1. https://lf-riscv.atlassian.net/browse/RVS-3569


No, that's the advantage is that the kernel/processes don't need to be trusted since your kernel guarantees the isolation. So you can have a Linux kernel running next to some high security process with the guarantee that they will be isolated (with the exception of allowed IPC)


No.

But there are limitations. DMA off, only formally verified drivers

It's also important to note that se4L multicore kernel is not yet verified.


An IOMMU can help significantly with the driver problem, preventing a properly initialized driver from misbehaving and compromising the system.

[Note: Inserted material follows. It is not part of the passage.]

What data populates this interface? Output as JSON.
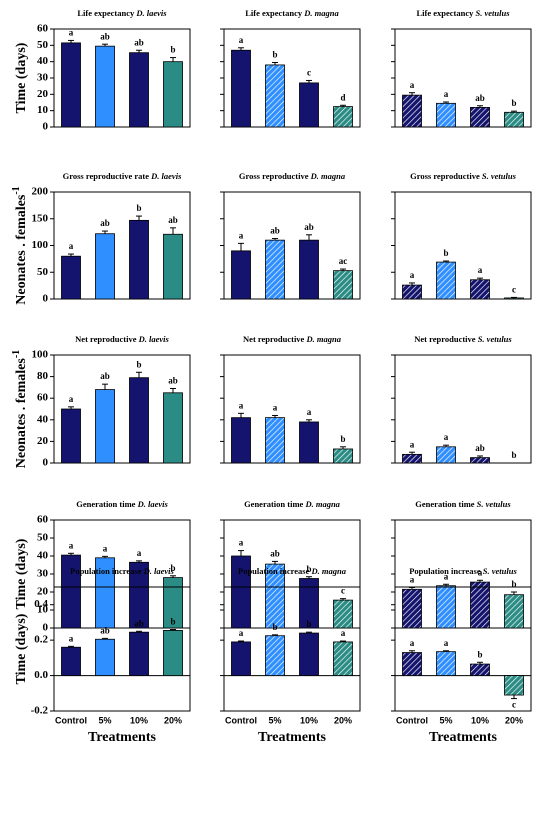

I want the magical IOMMUs that are maturely secure like MMUs are now. For now, I think various efforts in verifying/restricting/generating drivers are far better, although they fall particularly flat for proprietary drivers.


>I want the magical IOMMUs that are maturely secure like MMUs are now.

There's nothing magical about IOMMUs. They weren't invented last week either.

Driver and hardware talk to each other using virtual memory instead of physical memory, preventing the scenario where a bug causes DMA to shit all over somebody else's memory.

What holds is that systems that run drivers in supervisor mode have not been able to leverage an iommu to its full extent.


My (admittedly limited) understanding is that IOMMUs still have practical roadblocks to being a solidly established part of the security of the computer. Of course they aren't bad in principle. Perhaps it's just that we aren't willing to eat the performance cost of making them more robust, but then performance is a tortured debate.


The primary roadblock is cost and complexity. The technology itself is sound and doesn't have major performance problems.


I want capability-based addressing like in the Plessy 250...

https://en.wikipedia.org/wiki/Plessey_System_250


In absolute terms, sure. At the practical level, you can find a partial answer in the section 7.2 of the paper.